On the one hand, Habermas has the problem of explaining how
cultures which
are supposedly lacking in cognitive-instrumental discourses
(teleological
rationality) nevertheless appear to have fully develped forms of
evaluative
discourse (dramaturgical rationality). On the other, Habermas is
left in a
world where Western myths about the "invisible hand" of the market
and the
sovereign individual are considered forms of rationality while
Azande myths
about magic spells and the sovereignty witches are not.
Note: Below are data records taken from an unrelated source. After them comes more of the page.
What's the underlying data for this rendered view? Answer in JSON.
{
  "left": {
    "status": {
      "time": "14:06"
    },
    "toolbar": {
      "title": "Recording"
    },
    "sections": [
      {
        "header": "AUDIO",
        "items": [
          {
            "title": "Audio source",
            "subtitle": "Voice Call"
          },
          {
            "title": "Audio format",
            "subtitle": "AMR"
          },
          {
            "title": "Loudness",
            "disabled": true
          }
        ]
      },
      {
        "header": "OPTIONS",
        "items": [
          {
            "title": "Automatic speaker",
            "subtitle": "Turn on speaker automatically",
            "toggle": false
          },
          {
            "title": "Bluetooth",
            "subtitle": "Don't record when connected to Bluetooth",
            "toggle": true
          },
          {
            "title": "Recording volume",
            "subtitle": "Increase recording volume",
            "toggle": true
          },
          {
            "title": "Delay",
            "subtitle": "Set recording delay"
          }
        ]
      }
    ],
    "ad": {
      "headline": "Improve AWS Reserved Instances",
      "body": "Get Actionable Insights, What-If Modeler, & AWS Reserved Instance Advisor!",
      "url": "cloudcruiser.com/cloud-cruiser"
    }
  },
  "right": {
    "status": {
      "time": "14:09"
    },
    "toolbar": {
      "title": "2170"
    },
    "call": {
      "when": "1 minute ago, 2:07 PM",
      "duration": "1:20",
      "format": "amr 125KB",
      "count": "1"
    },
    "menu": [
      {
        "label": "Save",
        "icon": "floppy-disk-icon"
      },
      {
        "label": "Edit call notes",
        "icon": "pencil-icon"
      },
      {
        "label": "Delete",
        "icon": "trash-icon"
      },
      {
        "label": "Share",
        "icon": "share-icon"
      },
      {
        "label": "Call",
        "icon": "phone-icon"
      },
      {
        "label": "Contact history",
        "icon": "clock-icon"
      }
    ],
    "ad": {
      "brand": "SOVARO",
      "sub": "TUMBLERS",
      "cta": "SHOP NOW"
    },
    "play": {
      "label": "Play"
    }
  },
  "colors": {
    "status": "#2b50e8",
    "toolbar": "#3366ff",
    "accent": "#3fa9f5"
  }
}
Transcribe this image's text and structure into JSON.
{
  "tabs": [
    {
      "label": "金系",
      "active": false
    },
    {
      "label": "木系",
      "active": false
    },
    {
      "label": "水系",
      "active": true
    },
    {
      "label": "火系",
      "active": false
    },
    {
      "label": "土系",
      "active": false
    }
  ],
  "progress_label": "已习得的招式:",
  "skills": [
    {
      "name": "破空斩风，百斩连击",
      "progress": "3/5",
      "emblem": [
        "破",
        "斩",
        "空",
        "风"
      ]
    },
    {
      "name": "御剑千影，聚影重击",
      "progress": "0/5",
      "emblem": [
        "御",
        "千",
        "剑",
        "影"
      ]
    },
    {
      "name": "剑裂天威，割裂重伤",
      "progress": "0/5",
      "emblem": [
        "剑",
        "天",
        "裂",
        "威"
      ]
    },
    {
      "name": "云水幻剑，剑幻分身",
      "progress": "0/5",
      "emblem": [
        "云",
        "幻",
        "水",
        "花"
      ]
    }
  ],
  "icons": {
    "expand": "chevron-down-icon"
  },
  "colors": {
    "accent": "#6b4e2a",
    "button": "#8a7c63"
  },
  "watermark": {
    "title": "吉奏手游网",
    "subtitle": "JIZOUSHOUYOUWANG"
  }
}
All of this could EASILY have been avoided, if Habermas had just
bothered
to read and take seriously Vygotsky's critique of Levy-Bruhl and
other early
ethnographers and his observation that a lot of what we consider
"adult"
thinking takes place BELOW the level of concepts, and probably
OUGHT to keep
doing so. For example, as a jazz lover, I am quite unwilling to
give up my
musical affinity for concrete and factual links between ideas, and
as a
painter I am positively wedded to them.
All of which renews my appreciation for Chapter Five of Thinking and
Speech, and also Paula and Carol's work on "Wolves and Other
Vygotskyan
Constructs". I started reading their work convinced that Chapter
Six, where
Vygotsky champions "leaving complexes at the school door" and
teaching a
school curriculum entirely aimed at concept development,
represented the
"real" Vygotsky. Now, I am not at all sure; it seems to me that in
the field
of aesthetic education at least Chapter Six represents a
concession to
educational Stakhanovism, a concession far too far.
David Kellogg
Seoul National University of Education
PS: Andy, it seems to me that a question we really need to ask is
whether
or not childhood has been made artificially long in so-called modern
societies, all of which suffer from capitalist overproduction and
consequently chronic under-employment. The Michael Jackson
phenomenon, the
peculiarly Western phenomenon of great children's lit written by
pedophiles
(Lewis Carroll, J.M. Barrie, etc) and (most recently) the
obsession with the
"balloon boy" hoax all suggest that in so-called modern societies,
it is not
children who are hurried so much as adults who are retarded,
There's a good article by Suzanne Gaskins on Mayan children who (she
argues) do not actually play, but only engage in various forms of
legitimate
peripheral participation on the fringes of adult activity. She
makes a good
case that this is a perfectly valid way of life, far better suited
to this
environment than what you and I call "childhood".
Gaskins, S. (1999) Children's Daily Lives in a Mayan Village: A
Case Study
of Culturally Constructed Roles and Activities. In Goncu, A.
Children's
Engagement in the World, pp. 25-61. CUP.